# ;)stalkers!!!



## head_ed (Dec 10, 2002)

Don't you just hate them!


----------



## garyc (May 7, 2002)

Never tried it one.


----------



## A3DFU (May 7, 2002)

???


----------



## BreTT (Oct 30, 2002)

Stop following me will you!!!


----------



## head_ed (Dec 10, 2002)

> Stop following me will you!!! Â


No sorry Brett but I hate to admit it but JampoTT is the stalker! 3 times today I couldn't get rid of the little fecker!


----------



## A3DFU (May 7, 2002)

Looks like springtime up there now ;D


----------



## vlastan (May 6, 2002)

> No sorry Brett but I hate to admit it but JampoTT is the stalker! 3 times today I couldn't get rid of the little fecker!


Jampo is a handsome man...you may benefit from this! ;D


----------



## BreTT (Oct 30, 2002)

> No sorry Brett but I hate to admit it but JampoTT is the stalker! 3 times today I couldn't get rid of the little fecker!


Crushed and humbled....I want my mammy!!! [smiley=bigcry.gif] [smiley=bigcry.gif]


----------



## jampott (Sep 6, 2003)

In my defence, I'd like to point out that I wasn't actually stalking Head_Ed.... (that would be weird) it was PJ......

Hello hon 



> Jampo is a handsome man...you may benefit from this!


Why thank you, Nick, but even though I'm usually irresistable to most women (*wink*) I think Martin would kill me.

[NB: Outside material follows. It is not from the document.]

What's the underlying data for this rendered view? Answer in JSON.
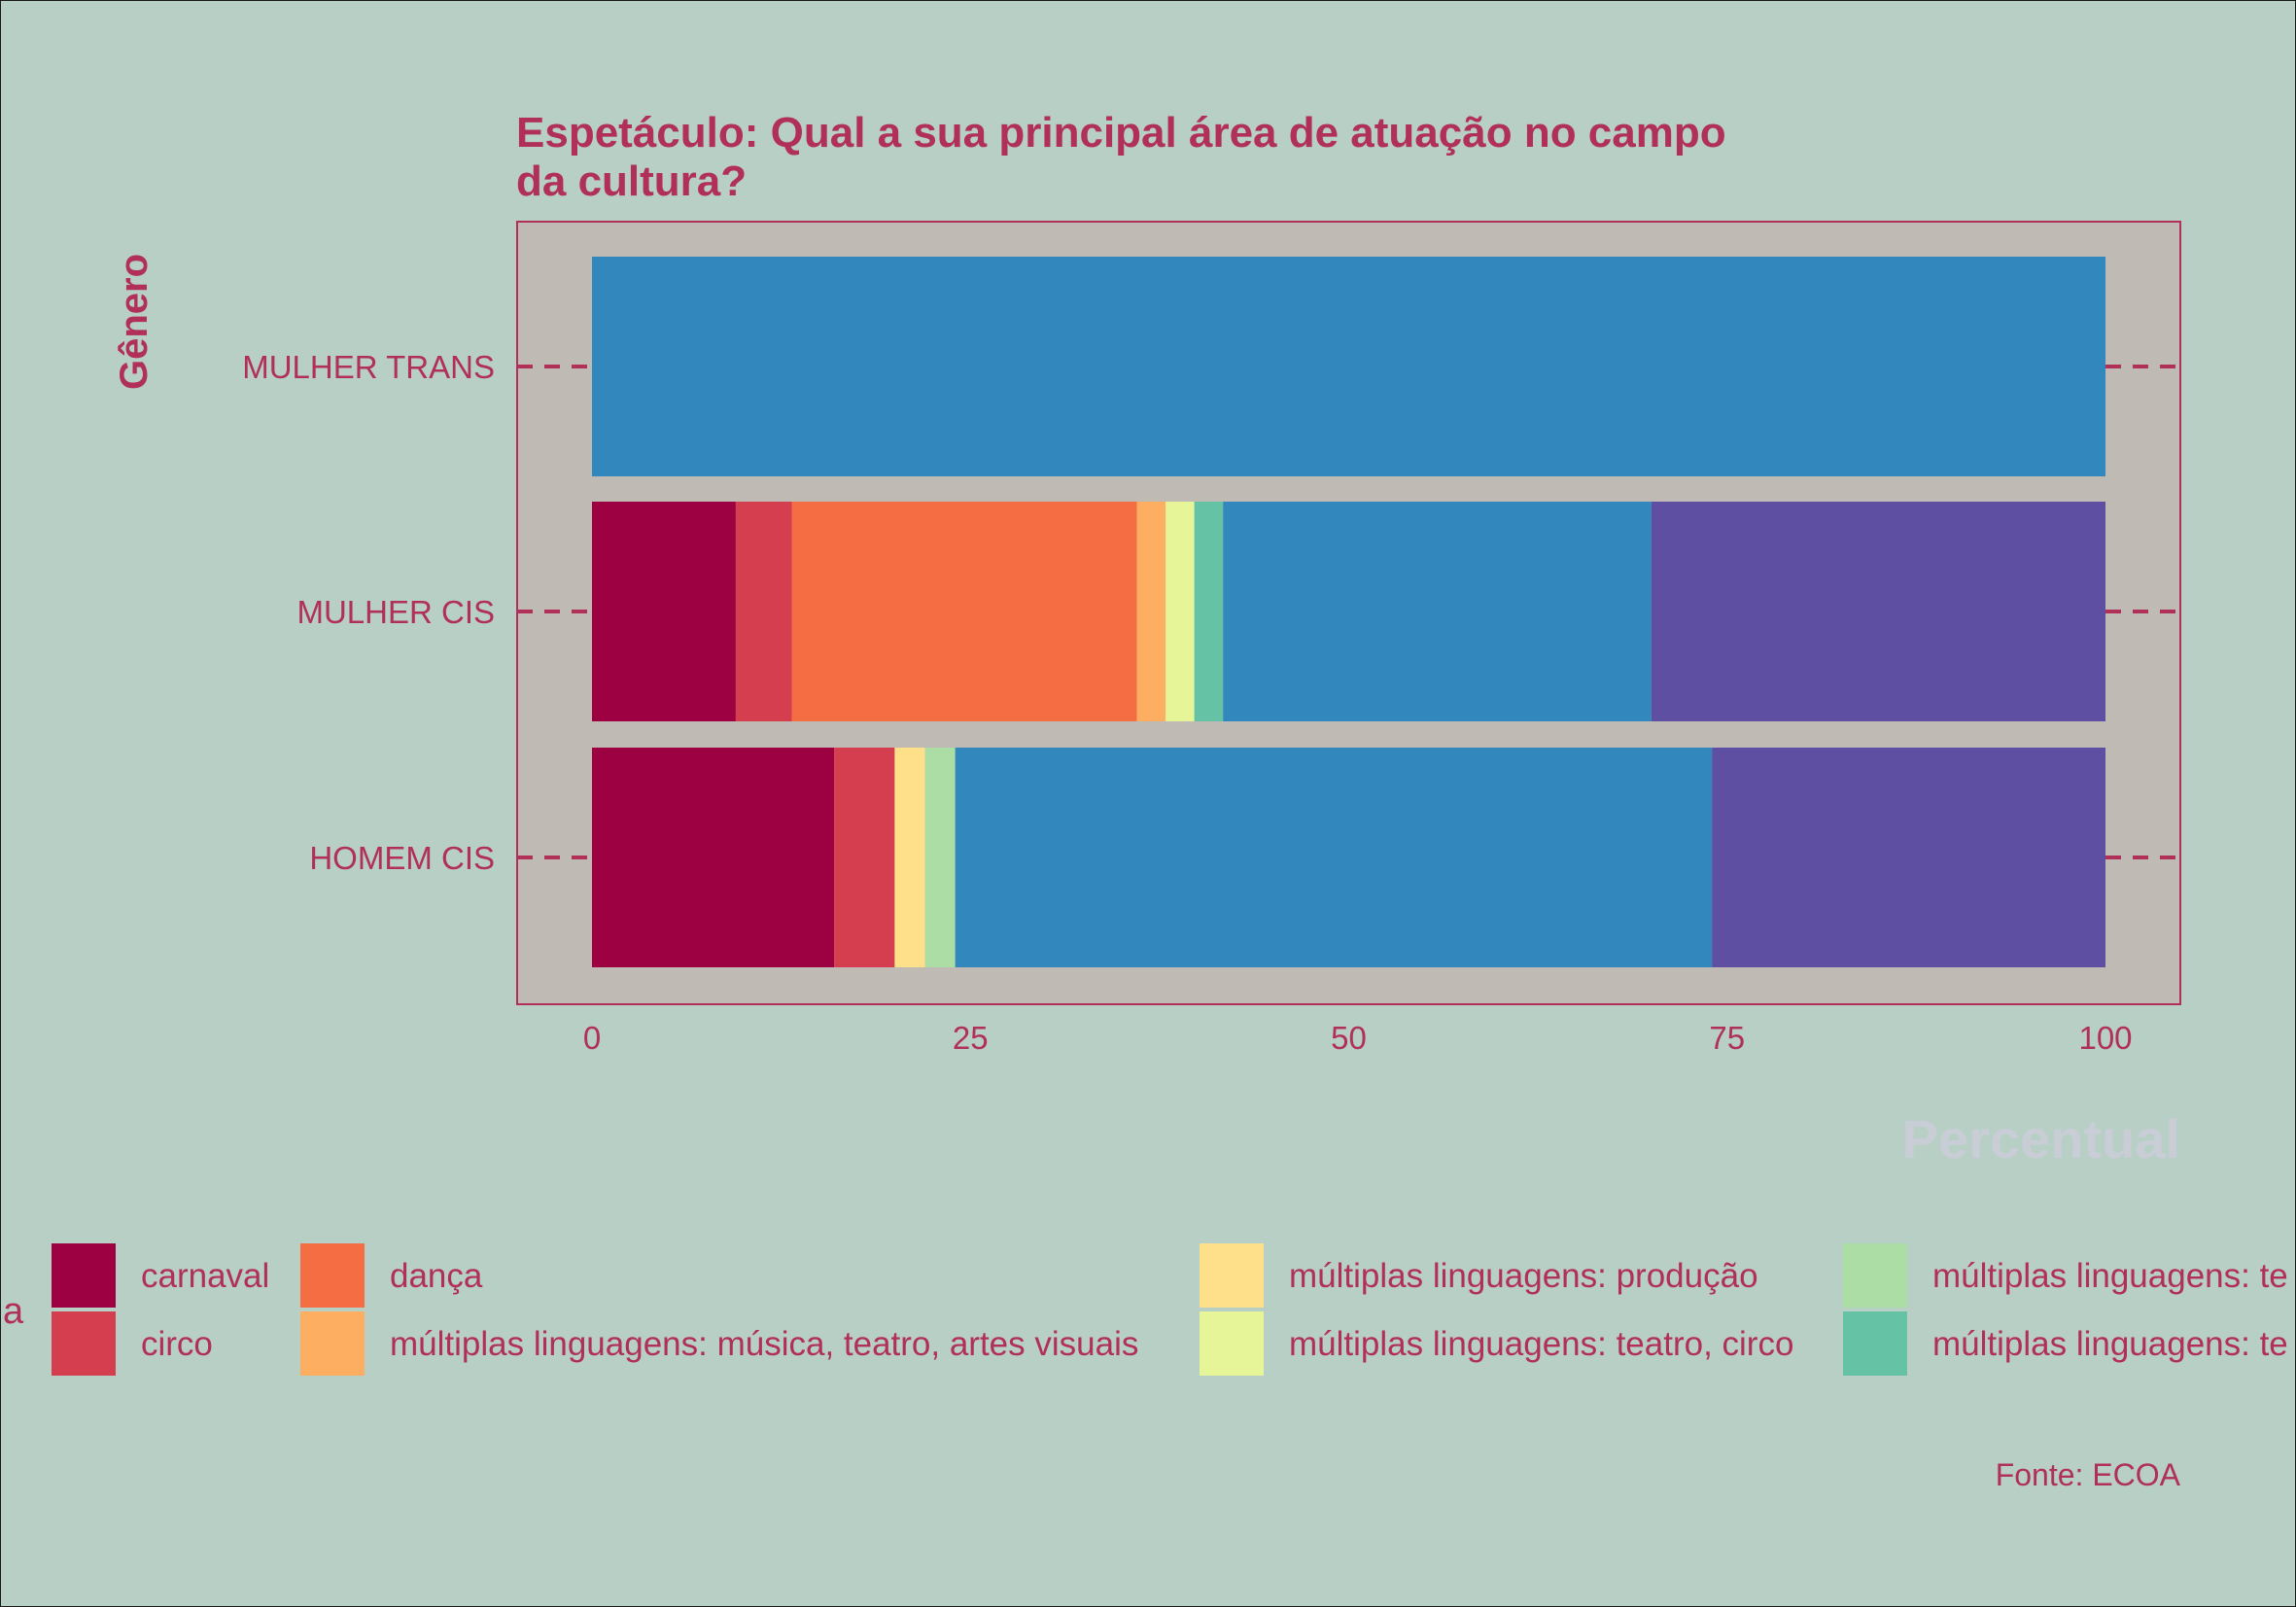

Sending me SMS asking me to stop stalking his bird was enough to warn me off


----------



## StuarTT (May 7, 2002)

Just because I'm paranoid doesn't mean that they aren't following me!


----------



## Guest (Feb 27, 2003)

OOO you can't beat a stalker who chases you when you play hard to get LOL  I have the odd 1 !


----------



## W7 PMC (May 6, 2002)

Tim, Handsome? Coming from Vlastan, thats a real compliment  ;D 

Can only confess to having 1 stalker in my past & in the true meaning, it aint very funny. She was a total fucking physcho and made my life hell for 4 months


----------



## Guest (Feb 28, 2003)

Ouch....


----------